This question was asked in CSIR. please help me to find out correct choice
Let $y(t)$ satisfy the differential equation $$y'=\lambda y;y(0)=1$$. Then the backward Euler method for $n\geq 1$ and $h>0$ $$\frac{y_n-y_{n-1}}{h}=\lambda y_n;\quad y(0)=1$$ yields
a first order approximation to $e^{\lambda nh}$
a polynomial approximation to $e^{\lambda nh}$
a rational function approximation to $e^{\lambda nh}$
a Chebyshev polynomial approximation to $e^{\lambda nh}$
The correct answer is (1).
Let us prove it:
An the solution is to apply Taylor series.

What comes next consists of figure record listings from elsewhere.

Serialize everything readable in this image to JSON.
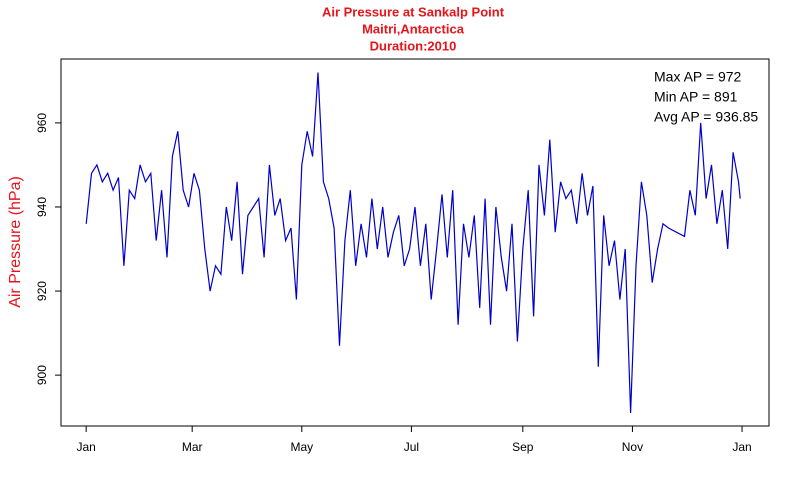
{
  "chart_data": {
    "type": "line",
    "title": [
      "Air Pressure at Sankalp Point",
      "Maitri,Antarctica",
      "Duration:2010"
    ],
    "title_color": "#e8141a",
    "y_label": "Air Pressure (hPa)",
    "annotations": [
      "Max AP = 972",
      "Min AP = 891",
      "Avg AP = 936.85"
    ],
    "x": [
      0,
      3,
      6,
      9,
      12,
      15,
      18,
      21,
      24,
      27,
      30,
      33,
      36,
      39,
      42,
      45,
      48,
      51,
      54,
      57,
      60,
      63,
      66,
      69,
      72,
      75,
      78,
      81,
      84,
      87,
      90,
      93,
      96,
      99,
      102,
      105,
      108,
      111,
      114,
      117,
      120,
      123,
      126,
      129,
      132,
      135,
      138,
      141,
      144,
      147,
      150,
      153,
      156,
      159,
      162,
      165,
      168,
      171,
      174,
      177,
      180,
      183,
      186,
      189,
      192,
      195,
      198,
      201,
      204,
      207,
      210,
      213,
      216,
      219,
      222,
      225,
      228,
      231,
      234,
      237,
      240,
      243,
      246,
      249,
      252,
      255,
      258,
      261,
      264,
      267,
      270,
      273,
      276,
      279,
      282,
      285,
      288,
      291,
      294,
      297,
      300,
      303,
      306,
      309,
      312,
      315,
      318,
      321,
      324,
      333,
      336,
      339,
      342,
      345,
      348,
      351,
      354,
      357,
      360,
      363,
      364
    ],
    "series": [
      {
        "name": "Air Pressure",
        "color": "#0000cc",
        "values": [
          936,
          948,
          950,
          946,
          948,
          944,
          947,
          926,
          944,
          942,
          950,
          946,
          948,
          932,
          944,
          928,
          952,
          958,
          944,
          940,
          948,
          944,
          930,
          920,
          926,
          924,
          940,
          932,
          946,
          924,
          938,
          940,
          942,
          928,
          950,
          938,
          942,
          932,
          935,
          918,
          950,
          958,
          952,
          972,
          946,
          942,
          935,
          907,
          932,
          944,
          926,
          936,
          928,
          942,
          930,
          940,
          928,
          934,
          938,
          926,
          930,
          940,
          926,
          936,
          918,
          930,
          943,
          928,
          944,
          912,
          936,
          928,
          938,
          916,
          942,
          912,
          940,
          928,
          920,
          936,
          908,
          930,
          944,
          914,
          950,
          938,
          956,
          934,
          946,
          942,
          944,
          936,
          948,
          938,
          945,
          902,
          938,
          926,
          932,
          918,
          930,
          891,
          926,
          946,
          938,
          922,
          930,
          936,
          935,
          933,
          944,
          938,
          960,
          942,
          950,
          936,
          944,
          930,
          953,
          946,
          942
        ]
      }
    ],
    "xlim": [
      -14,
      380
    ],
    "xticks": [
      {
        "value": 0,
        "label": "Jan"
      },
      {
        "value": 59,
        "label": "Mar"
      },
      {
        "value": 120,
        "label": "May"
      },
      {
        "value": 181,
        "label": "Jul"
      },
      {
        "value": 243,
        "label": "Sep"
      },
      {
        "value": 304,
        "label": "Nov"
      },
      {
        "value": 365,
        "label": "Jan"
      }
    ],
    "ylim": [
      887.9,
      975.2
    ],
    "yticks": [
      900,
      920,
      940,
      960
    ]
  }
}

Let $y_n$ be the approximation point or the center of series, because it is occurs twice per numerical scheme.
$y(x)=y(c)+\frac{1}{1!}(x-c)y'(c)+...+\frac{1}{n!}(x-c)^n y^{(n)}(x_0)+...$
Let $c:=x_{n};\quad x:=x_{n-1};\quad y_n:=y(x_n);\quad y_{n-1}:=y(x_{n-1});\quad h:=x_n-x_{n-1}$
$y_{n-1} = y_{n} - h y'(x_{n})+\frac{h^2}{2}y''(x_{n})-\frac{h^3}{6}y'''(x_{n})+...$
$\frac{y_{n} - y_{n-1}}{h} = y'(x_{n}) - \frac{h}{2}y''(x_{n})+\frac{h^2}{6}y'''(x_{n})-...$
We may show that residual depends on step $h$ linearly: $0=\frac{y_{n} - y_{n-1}}{h}-y_n= \underbrace{(y'(x_{n})-\lambda y_n)}_{=0} - \frac{h}{2}y''(x_{n})+\frac{h^2}{6}y'''(x_{n})-...=O(h) $
So it is first order approximation.
You can find more info about finite difference method on wiki.
Since the explicit solution of that recursion is $$ y_n=\Bigl(1-\frac{λnh}{n}\Bigr)^{-n} $$ you get for $nh=t$ fixed a well-known approximation of the exponential $e^{λt}$. Using the logarithm series you can find the approximation order.